China Cuts MLF Rate In Nod To Sagging Economy

Late last month, Beijing disappointed the market by keeping the loan prime rate unchanged at 4.2%.

Technically, the LPR – which was revamped in August – is compiled using submissions from 18 banks, but the PBoC can steer it, just like the authorities can steer everything else in China.

LPR fell in September and also in August, the first month using the revamped calculation.

Read more: Beijing Is Prepared For Slower Chinese Growth And Rising Defaults. But Is Everyone Else?

As noted last month, the fact that the PBoC didn’t guide LPR lower in October suggested China was being especially judicious about how and when they fire their easing bullets.

The latest broad RRR cut came in early in September. Two targeted cuts were announced at the same time. The across-the-board reduction went into effect on September 16.

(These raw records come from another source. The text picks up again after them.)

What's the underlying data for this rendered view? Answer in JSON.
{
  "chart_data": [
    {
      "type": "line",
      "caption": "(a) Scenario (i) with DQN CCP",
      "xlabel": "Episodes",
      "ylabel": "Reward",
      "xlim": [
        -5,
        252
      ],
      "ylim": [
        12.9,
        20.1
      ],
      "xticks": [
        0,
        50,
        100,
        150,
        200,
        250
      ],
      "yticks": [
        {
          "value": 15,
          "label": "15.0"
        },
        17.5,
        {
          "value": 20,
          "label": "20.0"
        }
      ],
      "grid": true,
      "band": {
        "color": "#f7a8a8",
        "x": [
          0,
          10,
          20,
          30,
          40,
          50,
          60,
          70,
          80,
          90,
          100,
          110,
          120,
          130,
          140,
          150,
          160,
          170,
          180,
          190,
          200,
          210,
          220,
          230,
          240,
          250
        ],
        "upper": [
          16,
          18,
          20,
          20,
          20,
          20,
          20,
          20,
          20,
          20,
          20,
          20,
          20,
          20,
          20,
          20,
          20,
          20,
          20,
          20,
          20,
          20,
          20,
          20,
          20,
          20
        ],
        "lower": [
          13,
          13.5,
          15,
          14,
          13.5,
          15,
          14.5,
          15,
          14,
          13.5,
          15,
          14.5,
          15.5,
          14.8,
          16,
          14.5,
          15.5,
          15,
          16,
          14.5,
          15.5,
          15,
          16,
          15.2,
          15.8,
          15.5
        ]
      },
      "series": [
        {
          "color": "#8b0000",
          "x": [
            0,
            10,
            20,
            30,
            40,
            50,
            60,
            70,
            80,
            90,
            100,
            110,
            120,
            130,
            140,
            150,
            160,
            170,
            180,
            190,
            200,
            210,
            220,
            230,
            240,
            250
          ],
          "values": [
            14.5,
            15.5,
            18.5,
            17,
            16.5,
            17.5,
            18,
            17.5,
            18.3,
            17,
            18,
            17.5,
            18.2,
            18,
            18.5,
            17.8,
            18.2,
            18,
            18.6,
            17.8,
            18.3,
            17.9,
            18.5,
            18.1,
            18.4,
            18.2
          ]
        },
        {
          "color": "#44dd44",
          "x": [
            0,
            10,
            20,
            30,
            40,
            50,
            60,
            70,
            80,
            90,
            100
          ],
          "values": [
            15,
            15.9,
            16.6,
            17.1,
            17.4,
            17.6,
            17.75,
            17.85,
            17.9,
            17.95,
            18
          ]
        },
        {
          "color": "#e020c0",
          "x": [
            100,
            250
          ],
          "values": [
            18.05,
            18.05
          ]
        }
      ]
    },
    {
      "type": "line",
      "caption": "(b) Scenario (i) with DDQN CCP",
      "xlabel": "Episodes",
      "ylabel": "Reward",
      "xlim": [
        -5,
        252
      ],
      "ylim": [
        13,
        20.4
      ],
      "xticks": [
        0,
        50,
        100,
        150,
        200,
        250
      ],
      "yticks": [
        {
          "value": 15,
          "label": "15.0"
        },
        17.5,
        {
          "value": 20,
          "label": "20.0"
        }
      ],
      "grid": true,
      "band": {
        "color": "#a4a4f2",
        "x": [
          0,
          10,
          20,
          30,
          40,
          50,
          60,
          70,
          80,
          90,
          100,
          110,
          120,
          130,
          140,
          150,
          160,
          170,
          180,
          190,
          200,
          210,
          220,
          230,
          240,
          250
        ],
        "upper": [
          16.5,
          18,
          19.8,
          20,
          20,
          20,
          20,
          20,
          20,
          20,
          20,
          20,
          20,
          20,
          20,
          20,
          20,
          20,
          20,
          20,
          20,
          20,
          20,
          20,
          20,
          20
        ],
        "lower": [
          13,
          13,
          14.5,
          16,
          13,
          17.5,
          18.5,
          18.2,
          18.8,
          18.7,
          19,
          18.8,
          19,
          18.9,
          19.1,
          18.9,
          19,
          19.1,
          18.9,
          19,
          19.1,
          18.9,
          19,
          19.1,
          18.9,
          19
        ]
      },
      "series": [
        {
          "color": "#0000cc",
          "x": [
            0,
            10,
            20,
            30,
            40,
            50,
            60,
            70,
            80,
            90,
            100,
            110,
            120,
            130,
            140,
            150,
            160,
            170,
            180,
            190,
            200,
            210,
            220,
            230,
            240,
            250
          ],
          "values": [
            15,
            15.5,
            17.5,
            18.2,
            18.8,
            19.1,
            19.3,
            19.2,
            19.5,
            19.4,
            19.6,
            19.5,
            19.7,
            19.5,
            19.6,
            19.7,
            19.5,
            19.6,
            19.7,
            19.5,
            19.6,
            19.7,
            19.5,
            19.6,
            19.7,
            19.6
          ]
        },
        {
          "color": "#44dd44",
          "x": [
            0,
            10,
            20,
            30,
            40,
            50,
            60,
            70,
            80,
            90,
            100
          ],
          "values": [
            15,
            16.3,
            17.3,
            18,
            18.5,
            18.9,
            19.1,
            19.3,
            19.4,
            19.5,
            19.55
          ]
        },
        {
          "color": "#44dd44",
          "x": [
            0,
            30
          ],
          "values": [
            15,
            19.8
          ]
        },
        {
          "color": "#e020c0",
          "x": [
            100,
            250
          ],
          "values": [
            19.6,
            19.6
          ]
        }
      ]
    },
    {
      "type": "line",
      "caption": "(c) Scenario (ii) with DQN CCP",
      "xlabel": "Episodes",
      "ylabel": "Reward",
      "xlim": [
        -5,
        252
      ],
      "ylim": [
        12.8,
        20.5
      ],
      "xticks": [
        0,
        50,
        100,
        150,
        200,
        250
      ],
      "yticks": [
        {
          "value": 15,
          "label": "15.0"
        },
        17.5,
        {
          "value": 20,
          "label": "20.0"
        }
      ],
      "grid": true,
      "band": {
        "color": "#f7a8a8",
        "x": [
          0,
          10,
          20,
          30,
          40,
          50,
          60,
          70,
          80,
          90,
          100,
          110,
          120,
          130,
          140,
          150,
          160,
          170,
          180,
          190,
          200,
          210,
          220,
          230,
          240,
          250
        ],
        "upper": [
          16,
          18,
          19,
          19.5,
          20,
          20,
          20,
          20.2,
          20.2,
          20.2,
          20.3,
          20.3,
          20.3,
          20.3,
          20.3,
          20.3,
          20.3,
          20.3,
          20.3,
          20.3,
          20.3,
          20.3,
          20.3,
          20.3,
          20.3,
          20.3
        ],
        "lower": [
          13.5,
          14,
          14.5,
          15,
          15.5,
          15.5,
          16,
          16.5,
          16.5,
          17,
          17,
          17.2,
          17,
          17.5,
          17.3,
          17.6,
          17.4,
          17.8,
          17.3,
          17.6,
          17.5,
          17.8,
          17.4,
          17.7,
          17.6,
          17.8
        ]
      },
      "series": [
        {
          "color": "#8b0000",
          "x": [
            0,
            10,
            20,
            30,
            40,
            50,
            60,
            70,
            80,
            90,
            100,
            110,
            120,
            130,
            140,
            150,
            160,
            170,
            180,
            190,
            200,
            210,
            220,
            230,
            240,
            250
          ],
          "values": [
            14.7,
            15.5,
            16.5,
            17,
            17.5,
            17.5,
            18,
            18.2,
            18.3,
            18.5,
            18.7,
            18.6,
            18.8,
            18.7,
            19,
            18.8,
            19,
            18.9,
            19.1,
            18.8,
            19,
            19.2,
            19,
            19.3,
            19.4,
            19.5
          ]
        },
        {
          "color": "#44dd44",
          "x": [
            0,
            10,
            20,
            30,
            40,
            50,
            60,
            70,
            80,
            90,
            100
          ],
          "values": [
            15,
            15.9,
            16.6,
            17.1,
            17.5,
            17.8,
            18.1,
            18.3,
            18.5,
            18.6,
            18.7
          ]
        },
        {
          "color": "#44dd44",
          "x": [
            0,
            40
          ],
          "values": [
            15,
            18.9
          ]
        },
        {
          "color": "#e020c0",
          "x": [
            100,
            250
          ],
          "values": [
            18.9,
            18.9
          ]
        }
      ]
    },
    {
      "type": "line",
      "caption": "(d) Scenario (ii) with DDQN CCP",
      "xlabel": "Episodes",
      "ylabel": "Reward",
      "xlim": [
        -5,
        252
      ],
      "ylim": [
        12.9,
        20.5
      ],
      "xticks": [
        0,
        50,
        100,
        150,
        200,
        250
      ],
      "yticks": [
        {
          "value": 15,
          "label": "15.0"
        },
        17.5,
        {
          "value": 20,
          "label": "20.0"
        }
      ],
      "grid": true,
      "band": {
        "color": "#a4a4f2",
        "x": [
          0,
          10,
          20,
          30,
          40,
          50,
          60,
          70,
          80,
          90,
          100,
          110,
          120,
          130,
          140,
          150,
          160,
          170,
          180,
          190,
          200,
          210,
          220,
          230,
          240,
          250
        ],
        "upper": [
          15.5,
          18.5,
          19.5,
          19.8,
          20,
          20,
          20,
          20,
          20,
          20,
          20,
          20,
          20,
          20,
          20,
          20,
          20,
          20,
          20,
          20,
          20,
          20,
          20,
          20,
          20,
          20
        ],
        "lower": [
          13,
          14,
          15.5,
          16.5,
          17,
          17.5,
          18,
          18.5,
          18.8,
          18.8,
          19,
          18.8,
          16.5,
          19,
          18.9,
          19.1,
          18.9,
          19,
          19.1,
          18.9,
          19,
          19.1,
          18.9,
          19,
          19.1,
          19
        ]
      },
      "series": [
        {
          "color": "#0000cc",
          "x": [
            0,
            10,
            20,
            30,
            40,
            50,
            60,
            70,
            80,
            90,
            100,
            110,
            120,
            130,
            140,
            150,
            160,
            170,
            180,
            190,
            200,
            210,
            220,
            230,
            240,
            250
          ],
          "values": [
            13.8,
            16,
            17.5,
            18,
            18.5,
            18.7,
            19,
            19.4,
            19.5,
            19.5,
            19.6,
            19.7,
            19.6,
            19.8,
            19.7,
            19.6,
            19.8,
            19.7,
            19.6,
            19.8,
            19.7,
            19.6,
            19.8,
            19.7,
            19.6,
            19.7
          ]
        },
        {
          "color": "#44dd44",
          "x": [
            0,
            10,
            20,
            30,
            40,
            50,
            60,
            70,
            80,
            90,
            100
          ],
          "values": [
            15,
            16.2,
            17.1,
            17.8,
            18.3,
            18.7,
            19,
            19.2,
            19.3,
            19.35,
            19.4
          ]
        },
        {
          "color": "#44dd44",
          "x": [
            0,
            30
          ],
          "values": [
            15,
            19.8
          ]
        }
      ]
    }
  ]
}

Two weeks back, we reminded readers that China would likely cut the medium-term lending facility rate when some 400 billion yuan in loans came due in early November.

On Tuesday, China did just that, offering 400 billion yuan in one-year MLF at 3.25%, representing a 5bps cut from 3.30%. (There was actually a net liquidity drain as 403.5 billion yuan in MLF loans matured.)

As a reminder, the bank submissions for the loan prime rate mentioned above represent the prices they charge their most credit-worthy clients expressed in basis points over open market operation rates, with an emphasis on MLF. So, today’s MLF cut ostensibly opens the door to an LPR cut later this month.

It’s a small step down the road to more easing at a time when the data continues to underwhelm.

Although the Caixin PMI has perked up considerably, the official gauge is still mired in contraction. September’s activity data was better than expected, but remains subdued. Overall, the world’s second-largest economy grew at the slowest pace in three decades in the third quarter.

Read more: China’s Economy Decelerates Further As Growth Slows To 6%, Lowest In Decades

With officials still reluctant to countenance broad-based, “kitchen sink” stimulus to boost the economy, some commentators are beginning to raise the specter of stagflation.

After all, CPI is rising briskly on the back of exploding pork prices, while factory gate prices are stuck in deflation. That presents policymakers with a dilemma. Aggressive monetary easing could exacerbate the CPI gains, in addition to feeding the type of speculation and leverage that authorities have been keen to stamp out over the past several years.